A quick heads-up on this.
A Prometheus server is able to scrape metrics from an endpoint that exposes duplicated metrics. In that case both metrics are collected without and issue. I verified that the case reported in the issue's description can be handled without an issue by a Prom Server.
So for an endpoint exposing the following:
# TYPE base_gc_total_total counter
# HELP base_gc_total_total Displays the total number of collections that have occurred. This attribute lists -1 if the collection count is undefined for this collector.
base_gc_total_total{name="PS MarkSweep"} 4
# TYPE base_gc_total_total counter
# HELP base_gc_total_total Displays the total number of collections that have occurred. This attribute lists -1 if the collection count is undefined for this collector.
base_gc_total_total{name="PS Scavenge"} 34
The Prom Server will collect both metrics for example:
base_gc_total_total{instance="containerd:1338", job="duplicate-types", name="PS MarkSweep"} 4
base_gc_total_total{instance="containerd:1338", job="duplicate-types", name="PS Scavenge"} 34
So in that case with the current Metricbeat module we are not able to provide the same experience. The upgrade of the library at https://github.com/elastic/beats/pull/33865 will solve this issue.
As far as the java client exporters is concerned, I cannot say for sure what was the issue but I suspect that it has to do with https://github.com/prometheus/client_java/releases/tag/parent-0.10.0 or something similar as reported at https://github.com/elastic/beats/issues/24554. In such cases the headers need to be verified and if the endpoint is openmetrics
users are advised to use the openmetrics
module introduced with https://github.com/elastic/beats/pull/27269.

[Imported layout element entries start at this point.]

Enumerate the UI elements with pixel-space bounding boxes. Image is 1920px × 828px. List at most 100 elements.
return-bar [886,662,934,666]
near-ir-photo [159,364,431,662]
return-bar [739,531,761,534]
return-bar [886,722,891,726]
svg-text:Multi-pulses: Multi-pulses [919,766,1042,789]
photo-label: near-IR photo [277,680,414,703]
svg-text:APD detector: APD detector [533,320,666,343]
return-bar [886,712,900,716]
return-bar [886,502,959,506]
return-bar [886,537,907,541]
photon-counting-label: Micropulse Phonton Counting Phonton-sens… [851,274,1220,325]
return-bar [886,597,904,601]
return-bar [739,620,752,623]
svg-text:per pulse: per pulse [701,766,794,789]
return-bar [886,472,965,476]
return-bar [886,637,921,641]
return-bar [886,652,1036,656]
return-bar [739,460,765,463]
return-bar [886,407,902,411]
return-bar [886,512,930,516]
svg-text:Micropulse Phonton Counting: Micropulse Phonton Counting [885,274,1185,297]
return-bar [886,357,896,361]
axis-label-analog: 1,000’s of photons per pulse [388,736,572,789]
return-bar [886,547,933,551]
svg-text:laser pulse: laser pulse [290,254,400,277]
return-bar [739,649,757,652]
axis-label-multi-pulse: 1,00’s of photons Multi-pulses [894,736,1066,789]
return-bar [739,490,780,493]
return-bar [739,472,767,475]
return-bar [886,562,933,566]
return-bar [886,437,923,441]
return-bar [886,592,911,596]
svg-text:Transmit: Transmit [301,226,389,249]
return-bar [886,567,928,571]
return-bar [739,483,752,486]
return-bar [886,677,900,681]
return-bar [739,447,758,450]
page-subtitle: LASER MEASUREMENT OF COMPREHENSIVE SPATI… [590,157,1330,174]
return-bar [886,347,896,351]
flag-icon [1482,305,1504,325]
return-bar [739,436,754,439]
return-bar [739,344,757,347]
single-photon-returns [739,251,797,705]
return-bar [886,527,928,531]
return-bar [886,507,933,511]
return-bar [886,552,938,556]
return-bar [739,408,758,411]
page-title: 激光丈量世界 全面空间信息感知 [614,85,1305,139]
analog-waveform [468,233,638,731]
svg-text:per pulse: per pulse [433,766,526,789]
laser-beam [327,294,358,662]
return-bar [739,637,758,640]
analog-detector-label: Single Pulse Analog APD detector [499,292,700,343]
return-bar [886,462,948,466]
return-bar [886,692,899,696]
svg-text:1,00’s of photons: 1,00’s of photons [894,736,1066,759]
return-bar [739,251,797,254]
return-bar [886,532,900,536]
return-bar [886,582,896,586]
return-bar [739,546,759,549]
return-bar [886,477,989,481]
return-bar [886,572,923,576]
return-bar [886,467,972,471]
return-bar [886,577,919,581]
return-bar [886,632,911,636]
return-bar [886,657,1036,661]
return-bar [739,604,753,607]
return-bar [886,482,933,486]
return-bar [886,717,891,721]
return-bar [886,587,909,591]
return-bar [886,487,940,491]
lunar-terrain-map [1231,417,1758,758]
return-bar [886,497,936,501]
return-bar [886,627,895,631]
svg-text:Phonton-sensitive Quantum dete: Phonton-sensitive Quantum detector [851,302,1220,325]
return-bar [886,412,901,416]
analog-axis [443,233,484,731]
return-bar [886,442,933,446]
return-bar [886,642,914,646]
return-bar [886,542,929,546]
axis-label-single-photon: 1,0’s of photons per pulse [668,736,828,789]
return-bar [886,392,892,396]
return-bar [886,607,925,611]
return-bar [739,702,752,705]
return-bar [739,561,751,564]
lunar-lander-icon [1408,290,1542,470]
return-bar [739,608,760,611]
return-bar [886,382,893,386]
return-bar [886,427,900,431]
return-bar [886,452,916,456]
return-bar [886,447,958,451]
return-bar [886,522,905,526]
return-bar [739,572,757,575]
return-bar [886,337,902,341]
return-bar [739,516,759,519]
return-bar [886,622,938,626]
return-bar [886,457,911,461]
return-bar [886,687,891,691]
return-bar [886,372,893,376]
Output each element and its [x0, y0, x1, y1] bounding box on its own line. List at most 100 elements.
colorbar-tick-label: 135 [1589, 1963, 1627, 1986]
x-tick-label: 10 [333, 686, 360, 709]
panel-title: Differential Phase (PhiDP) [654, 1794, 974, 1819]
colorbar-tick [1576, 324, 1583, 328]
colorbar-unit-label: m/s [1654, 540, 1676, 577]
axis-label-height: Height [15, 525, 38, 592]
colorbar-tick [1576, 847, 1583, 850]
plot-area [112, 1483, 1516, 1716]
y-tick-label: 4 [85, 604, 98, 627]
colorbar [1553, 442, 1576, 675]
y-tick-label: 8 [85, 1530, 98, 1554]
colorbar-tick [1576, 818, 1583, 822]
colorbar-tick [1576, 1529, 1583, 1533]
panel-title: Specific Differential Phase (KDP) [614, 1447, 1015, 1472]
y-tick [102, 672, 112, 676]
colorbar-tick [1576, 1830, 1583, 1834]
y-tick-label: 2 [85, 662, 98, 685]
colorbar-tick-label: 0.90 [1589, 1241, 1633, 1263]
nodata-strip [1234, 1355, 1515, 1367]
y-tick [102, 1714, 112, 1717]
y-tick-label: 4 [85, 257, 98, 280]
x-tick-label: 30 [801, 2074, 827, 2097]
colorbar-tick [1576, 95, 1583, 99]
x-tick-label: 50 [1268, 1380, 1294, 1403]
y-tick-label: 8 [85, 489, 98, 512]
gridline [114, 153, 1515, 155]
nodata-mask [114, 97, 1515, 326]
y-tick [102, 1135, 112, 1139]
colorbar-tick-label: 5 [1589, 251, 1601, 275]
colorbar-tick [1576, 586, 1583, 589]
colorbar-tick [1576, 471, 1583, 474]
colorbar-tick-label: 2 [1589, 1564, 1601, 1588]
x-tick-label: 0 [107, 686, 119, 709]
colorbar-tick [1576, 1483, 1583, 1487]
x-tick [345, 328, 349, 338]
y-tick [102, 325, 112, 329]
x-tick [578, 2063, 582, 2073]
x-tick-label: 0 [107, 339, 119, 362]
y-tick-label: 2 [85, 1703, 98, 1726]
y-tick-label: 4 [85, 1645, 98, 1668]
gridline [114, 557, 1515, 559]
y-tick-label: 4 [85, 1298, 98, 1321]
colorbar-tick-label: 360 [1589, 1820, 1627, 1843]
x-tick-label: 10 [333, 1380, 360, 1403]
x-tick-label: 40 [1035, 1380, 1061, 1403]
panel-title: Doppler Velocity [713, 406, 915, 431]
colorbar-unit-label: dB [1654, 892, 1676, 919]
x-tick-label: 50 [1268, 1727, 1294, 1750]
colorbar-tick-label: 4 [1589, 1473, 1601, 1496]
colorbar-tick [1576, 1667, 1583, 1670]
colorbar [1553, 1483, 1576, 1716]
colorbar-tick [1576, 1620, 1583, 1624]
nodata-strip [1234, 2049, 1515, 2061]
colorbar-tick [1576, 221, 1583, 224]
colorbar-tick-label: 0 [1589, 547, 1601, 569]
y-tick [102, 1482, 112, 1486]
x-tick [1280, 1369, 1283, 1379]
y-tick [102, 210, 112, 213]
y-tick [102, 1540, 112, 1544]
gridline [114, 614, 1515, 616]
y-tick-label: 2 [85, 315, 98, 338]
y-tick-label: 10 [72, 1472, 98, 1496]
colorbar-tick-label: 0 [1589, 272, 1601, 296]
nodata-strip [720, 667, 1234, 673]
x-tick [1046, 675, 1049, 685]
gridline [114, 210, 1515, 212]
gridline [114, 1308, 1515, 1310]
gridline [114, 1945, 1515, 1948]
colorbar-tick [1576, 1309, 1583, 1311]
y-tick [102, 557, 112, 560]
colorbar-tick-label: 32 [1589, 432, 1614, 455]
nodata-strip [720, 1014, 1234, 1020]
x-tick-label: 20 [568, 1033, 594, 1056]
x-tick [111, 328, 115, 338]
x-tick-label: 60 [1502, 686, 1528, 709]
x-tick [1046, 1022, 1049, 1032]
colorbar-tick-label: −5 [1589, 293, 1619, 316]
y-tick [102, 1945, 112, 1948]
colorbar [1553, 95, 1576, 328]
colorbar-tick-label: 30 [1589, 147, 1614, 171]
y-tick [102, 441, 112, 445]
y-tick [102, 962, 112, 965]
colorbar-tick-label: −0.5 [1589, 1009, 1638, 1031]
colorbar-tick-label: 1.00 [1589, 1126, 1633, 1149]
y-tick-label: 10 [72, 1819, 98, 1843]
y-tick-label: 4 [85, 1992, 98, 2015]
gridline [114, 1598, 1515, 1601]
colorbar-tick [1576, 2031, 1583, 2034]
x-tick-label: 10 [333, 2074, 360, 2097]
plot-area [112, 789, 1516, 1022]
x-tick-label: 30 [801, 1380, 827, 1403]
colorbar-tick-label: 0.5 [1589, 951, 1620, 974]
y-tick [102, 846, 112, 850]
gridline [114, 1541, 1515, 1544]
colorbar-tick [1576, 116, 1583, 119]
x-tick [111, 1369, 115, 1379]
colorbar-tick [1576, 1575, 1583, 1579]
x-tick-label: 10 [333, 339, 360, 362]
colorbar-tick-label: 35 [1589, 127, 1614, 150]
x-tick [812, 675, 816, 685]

Describe the enhancement: Opening the issue for enhancement on behalf of a user.
They are collecting MicroProfile Metrics from Payara in JSON format.
Unfortunately the Payara versions 5.193.1, 5.194 and 5.201 have a bug in their MicroProfile Metrics implementation and the output contains repeated TYPE lines
This violates the standard and Metricbeat yields an error:
The request is to be able to have Metricbeat to ignore duplicate (identical) TYPE lines (convert Error to Warning) and process data nevertheless.
This bug is fixed in
Payara 5.202RC1
but the upgrade is complex and lengthy due to scale of usage.Describe a specific use case for the enhancement or feature: Allow users in "bugged" version of Payara to still use Metricbeat.
As per private discussion with @exekias and @sorantis . Opening the case to keep a register of demand.